Thursday, November 19, 2009

New Blog Location...

From now on all of my blogging will go here:

Yours Truly, Naima

Monday, September 14, 2009

Richard To Death



This Saturday I dealt a death blow to Richard Simmons' Disco Sweat.

Saturday, August 8, 2009

Inspiring Films

I think that I may have had a better time at film school if I was asked to watch and consider these, instead of all the 1960s/1970s American "realism" that gave my professors a hard on. Oh well.



Tuesday, August 4, 2009

Monday, August 3, 2009

I am a Neglectful Blogger

I have barely paid any attention to this blog. Unfortunately I have also be neglecting everything other than working with some youth on a web design project for the last several weeks. It is fun and I like working with them, but I wish that it didn't burn me out so totally.

I have, however, been reading and watching and doing some interesting things, and spending time with some fabulous people.

Last month I went to the Allied Media Conference. While I claim to be conference and activist phobic, I have been part of quite a few gatherings over the last several years. This one was one of my favorites. I really enjoyed thinking about connections between cultural production and radical movement building. I felt challenged, intrigued and excited by all that I saw and did. 
During one of the workshops I learned about The Pinky Show, which is an amazing site filled with videos that make complex issues like militarization and colonialism really interesting and accessible. And Cute. I also spent a lot of time at the conference with Leah Lakshmi Piepzna-Samarasinha, who is a bomb ass writer and performer, and one of the co-founders of Mangos with Chili and The Femme Sharks. It was fun to not be the loudest or most foul mouthed brown girl in the room at any given time.

But my favorite AMC moment was hearing about this amazing radical participatory research project conducted by the women and girls of the Young Women's Empowerment Project in Chicago. The research they presented was about modes of resilliance and resistance practiced by young women in Chicago impacted by the sex trade and street economies. In addition to the report, there is a 'zine with tips and information on self care and harm reduction. I fucking learned how to give myself a vaginal exam and give DIY stitches. I felt blessed and inspired by the creativity and fierceness of the project and presentation.

This week I have my friend Charlotte Cooper staying at my house. It is divine to hear her scheme, dream and plot big fat revolution.

I have been slowly and surely working on a couple of stories and learning about book making. Maybe once I feel more focused, I will have something to show for those efforts. 

Wednesday, June 24, 2009

Being a Working Artist Doesn't Always Work

I'm really proud of the work that I've done and all that I'm learning every day. I'm also proud to be part of networks of people who are creative. However, as I try right now to really take myself and my work seriously and move forward and somehow scratch out a living, I'm struggling struggling struggling, and it totally makes me get why so many creative people go into advertising.

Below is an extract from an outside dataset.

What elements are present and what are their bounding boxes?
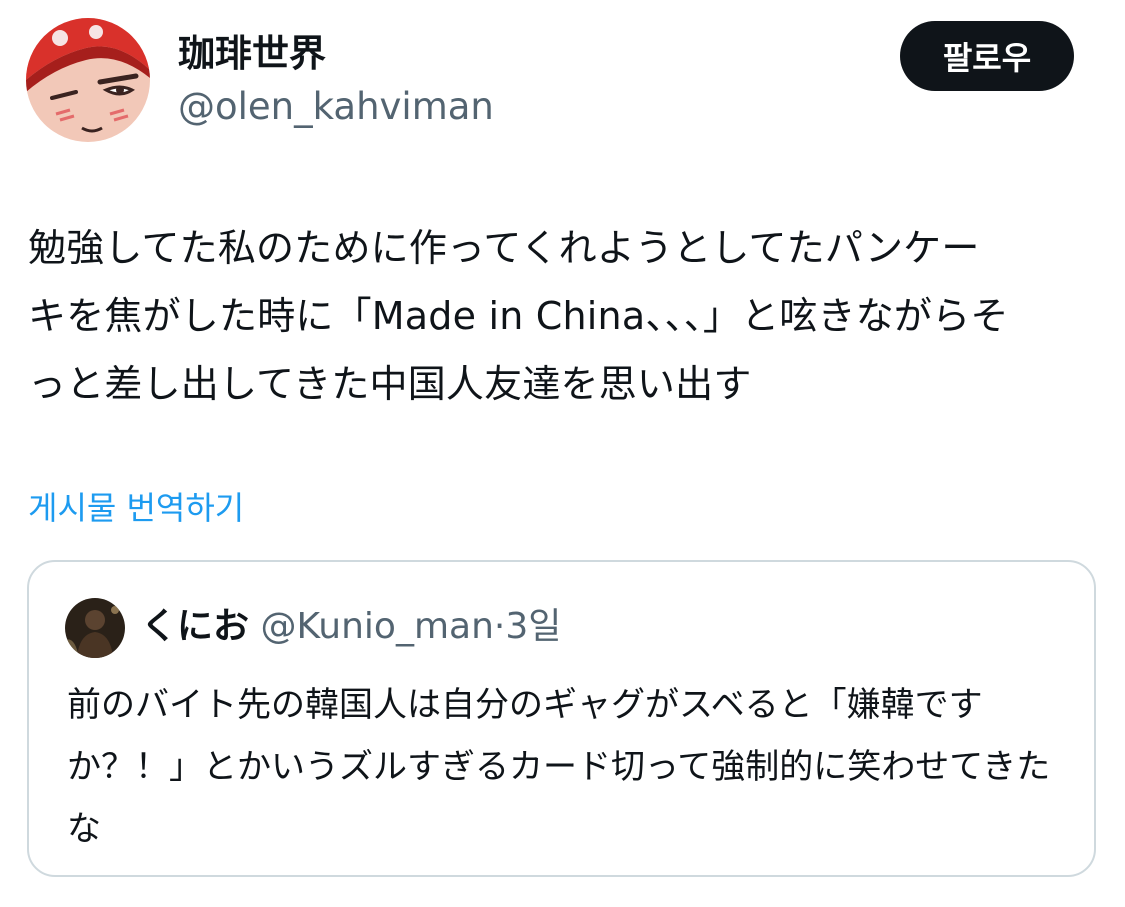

It also makes me feel really defensive and frustrated and sensitive about the ways that we do go about making our money. There is a teeny tiny fraction of us who become art stars who become fabulously wealthy through selling, producing, or directing our work. Another slightly larger group make a living through our work, though not an especially fabulous one, working a variety of performance, gallery, or publishing or DIY sales circuits. The rest of us have a variety of day jobs as teachers, food service workers, academics, programmers, sex workers, homemakers, advertisers, craftspeople, retailers, and on and on. We apply for grants, fellowships, residencies; We sell prints, solicit donations, get fiscal sponsors, rent cheap space and take classes to keep the work constantly moving. We all hustle, whether or class status tells us that's what we're doing or not. We're trying to find a way to beat the system.

I feel so protective of my fellow artists and the things that they do to make it work. I feel protective of those who appear "sell out" when they finally start to actually make money for their work. I feel protective of those who toil away in obscurity, unwilling or unable to make commercially viable work, but equally unwilling to give up on their ideas. I feel protective of those who are unschooled by choice or by circumstance, and who may or may not even call themselves artists. And I am protective of those who spend years and years in artist finishing schools trying get experiences and credentials that might help them in the future. I feel protective of artists who have no idea if they are any good, and especially of those who just keep at it anyway.

I feel protective of artists because of the risks that they take that are so often considered worthless (unless they can be easily co-opted or branded) by capitalists and anti-capitalists alike.

As I write this I'm feeling privileged to be among the ranks of this hugely varied group of people in the world, and that knowledge is helping me understand how to be ok with being broke for a little while longer until I figure out the next scheme... And the next...

Monday, April 6, 2009

For Some Reason This Has Become Pink

In a flurry of "creativity" I decided to make this blog pink. Not sure why.

I have also started work on something new, hinted at in my previous post from a million years ago.

Also, I've been thinking a lot about this whole concept of productivity as an artist. Obviously the fact that I haven't "produced" anything to my own satisfaction in quite a while means that I have already come to some serious conclusions about what this means. The project above is something of an ongoing experiment, and one that is going very slowly. Or maybe it is actually fast. Not sure.

I do think that it reflects a certain charming combination of humor, nostalgia, and laziness.